Неслышная и легкая, она с тихим смехом освободилась из объятий поймавших ее девочек и подошла к моей постели.

— Добрая волшебница, это вы?! — вскричала я, вся затрепетав от радости при виде любимой наставницы.

— Я, маленькая капризница, и пришла пожурить тебя с разрешения m-lle Ген. Что ты опять наделала! А? Не могу себе представить, чтобы умная, развитая, интеллигентная девочка верила в существование каких-то костей и подземелья в простом институтском подвале, где живет садовый сторож, которого вы так огорошили своим неожиданным появлением.

— Да я и не верю! — вскричала я.

— Зачем же было это делать? Неужели так приятно морочить себя и других? Лида! Лида!

— М-lle Вульф! Дуся, — проговорила я шепотом — вы понимаете, что значит беситься с отчаяния, а? Вы понимаете, что я потеряла солнышко? Вы понимаете, что у меня есть мачеха, которую я ненавижу?

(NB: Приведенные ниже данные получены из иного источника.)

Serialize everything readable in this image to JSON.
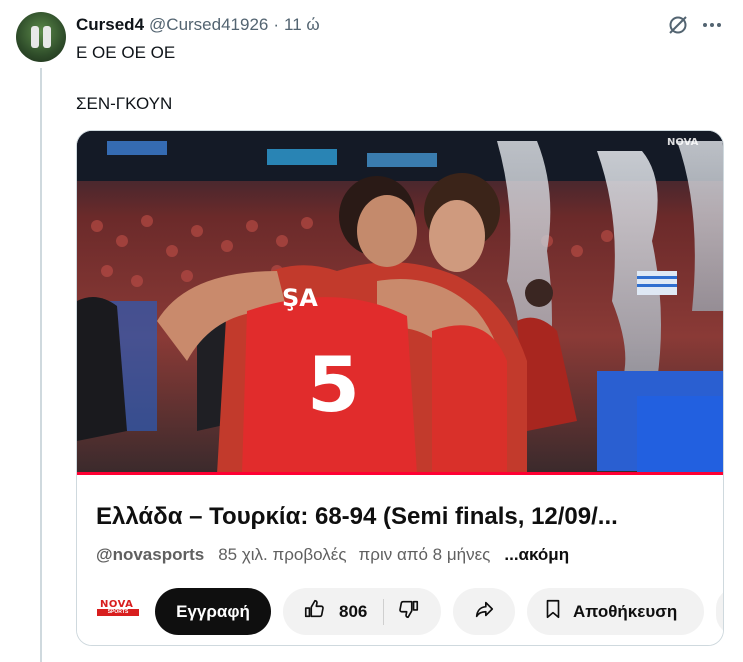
{
  "tweet": {
    "name": "Cursed4",
    "handle": "@Cursed41926",
    "separator": "·",
    "time": "11 ώ",
    "text_line1": "Ε ΟΕ ΟΕ ΟΕ",
    "text_line2": "ΣΕΝ-ΓΚΟΥΝ"
  },
  "video": {
    "overlay_logo": "NOVA",
    "jersey_number": "5",
    "jersey_name": "ŞA",
    "title": "Ελλάδα – Τουρκία: 68-94 (Semi finals, 12/09/...",
    "channel": "@novasports",
    "views": "85 χιλ. προβολές",
    "age": "πριν από 8 μήνες",
    "more": "...ακόμη",
    "channel_logo_top": "NOVA",
    "channel_logo_bottom": "SPORTS",
    "subscribe_label": "Εγγραφή",
    "like_count": "806",
    "save_label": "Αποθήκευση",
    "accent_color": "#ff0033"
  }
}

Есть сестра, которую я презираю, есть братья, которых видеть не хочу. Я — никому не нужная и чужая. И пусть они знают, что и мне никто не нужен, и радовать их своими добрыми успехами и хорошим поведением я не хочу. Не хочу! Им неприятно, что я стала отчаянная, дерзкая, шаловливая, что я почти не учу уроков, — и пускай! Мне запретили видеть тетей, а я хочу их видеть, хочу! Я люблю их, а ее я не хочу видеть, не хочу, ни за что, ни за что! Я ее ненавижу! Да, ненавижу!

И я бросилась в подушку, захватила ее зубами и крутила, и терзала ни в чем не повинную наволочку, в то время как в груди моей клокотало рыдание.

Не знаю, долго ли я пролежала так, исступленная, злая, как зверек, но неожиданно тихое всхлипывание долетело до моего слуха. Я в недоумении подняла голову. Газ уже спустили в рожке, и керосиновый ночник освещал спальню. М-lle Вульф, сидела у меня на постели и тихо плакала. По ее красивому, словно из мрамора изваянному лицу катились слезы.

— М-llе дуся! О чем? О чем? — так и встрепенулась я, хватая ее руки и покрыв их в один миг жаркими поцелуями.

— Это ничего… это пройдет. Я о себе плачу. Я ведь тоже мачехой буду. Я ведь за вдовца выхожу! Лидочка, и у меня падчерица будет твоих лет приблизительно. Что, если девочка будет меня так же…

Она не докончила: слезы бесшумным градом полились из ее глаз.

— Вы… вы… не то. Вы ангел, и не любить вас нельзя! — пылко вырвалось у меня, и я снова осыпала руки Марионилочки жаркими поцелуями.

— А почем ты знаешь, что твоя мачеха не ангел также? Почем ты знаешь, что она будто бы тебя не любит, равнодушна к тебе? Почем?

Почем я знаю? Да, почем я знаю? В эту ночь я не могла спать. Сидя в умывальной, под газовым рожком, я усиленно долбила физику. Физика мне не давалась. К тому же физик был зол на меня за неудачный прошлый ответ и дал слово меня вызвать. Но не могла же я учить электричество грозу и прочие прелести, когда сердце мое трепетало и билось. Мне казалось ужасным делать добрую красавицу Марионилочку мачехой, и я не находила себе покоя. А с другой стороны, образ сероглазой, черноволосой, высокой девушки с прищуренными близорукими глазами выплывал передо мною. Кто знает, может быть, и она плакала так же, как плакала Марионилочка накануне своей свадьбы у меня на постели?

Разумеется, грозы я не выучила и уснула тут же на табурете в умывальной с отяжелевшей головой и пустым сердцем.